青森県でもあちらこちら開花が宣言され、弘前公園でも外濠の一部で開花が確認された。いよいよ桜まつりの始まりである。
歴史上、桜を愛でるための宴(うたげ)、今で言う『お花見』を初めて行ったのは嵯峨天皇で、812年に京都御所近くの神泉苑で行った『花宴の節』が、お花見の起源であるとされている。
嵯峨天皇といえば嵐山と連なる嵯峨野を連想する方が多いと思う。嵯峨野は嵯峨天皇が深く愛した地であり、ゆかりの深い地であることからそう呼ばれる様になったという。
別荘地として造営された大覚寺。大沢池が美しく、僕の最も好きな場所の一つである。更に、嵯峨天皇の御陵は大覚寺に程近い北側の山裾の丘陵地にある。
そして、天龍寺、常寂光時、祇王寺、化野念仏寺など、多くの寺がある。京都という大都市ながら、高い建物もなくひっそりと佇んでいる。この地は古来、皇族、貴族や有力者たちの行楽地、別荘地だった。
京都を一週間程訪れた時、妻のシャンプー&ブローのために美容室を利用した。妻がこれから嵯峨野を訪れると言った時、対応してくれたスタッフが「嵯峨野には何にもありませんよ」と答えたそうだ。やはり『灯台下暗し』なのだろう。
確かに、「青森には何もない」と言うコメントを時折耳にする。日々暮らしていて目に馴染んでいる光景は、なぜか美しいとか壮大だとか思えないのだろう。
ところが、青森県には八甲田連邦があり、十和田湖があり、日本海側には十二湖や十三湖があり、津軽半島がある。そして下北半島に八戸の種差海岸。海鮮は総じて美味しく、それぞれの地域に更に郷土料理がある。
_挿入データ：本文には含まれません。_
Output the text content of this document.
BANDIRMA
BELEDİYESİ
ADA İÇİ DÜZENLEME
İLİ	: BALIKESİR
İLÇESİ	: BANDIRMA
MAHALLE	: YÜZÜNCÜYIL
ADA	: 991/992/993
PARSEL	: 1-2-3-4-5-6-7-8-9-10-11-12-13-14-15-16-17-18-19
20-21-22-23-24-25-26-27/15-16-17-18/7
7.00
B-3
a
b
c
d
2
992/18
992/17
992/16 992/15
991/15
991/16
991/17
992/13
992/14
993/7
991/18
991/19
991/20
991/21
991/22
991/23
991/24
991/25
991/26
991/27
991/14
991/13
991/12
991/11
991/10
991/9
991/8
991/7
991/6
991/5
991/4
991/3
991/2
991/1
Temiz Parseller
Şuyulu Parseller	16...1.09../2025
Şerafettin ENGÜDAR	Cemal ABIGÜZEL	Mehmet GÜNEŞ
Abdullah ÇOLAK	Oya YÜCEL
また、春の風景、夏の風景、そして秋の紅葉。雪が積もってもなお美しい山々。季節によって様々な表情を見せてくれる。夏には青森ねぶたや弘前ねぷた、八戸の三社大祭があり、冬には各地で雪を楽しむイベントが催される。
青森県を是非とも訪れて欲しいし、僕も地元青森を満喫したいと常々思っている。
嵯峨天皇が嵯峨野を愛した様に、僕は青森を愛する。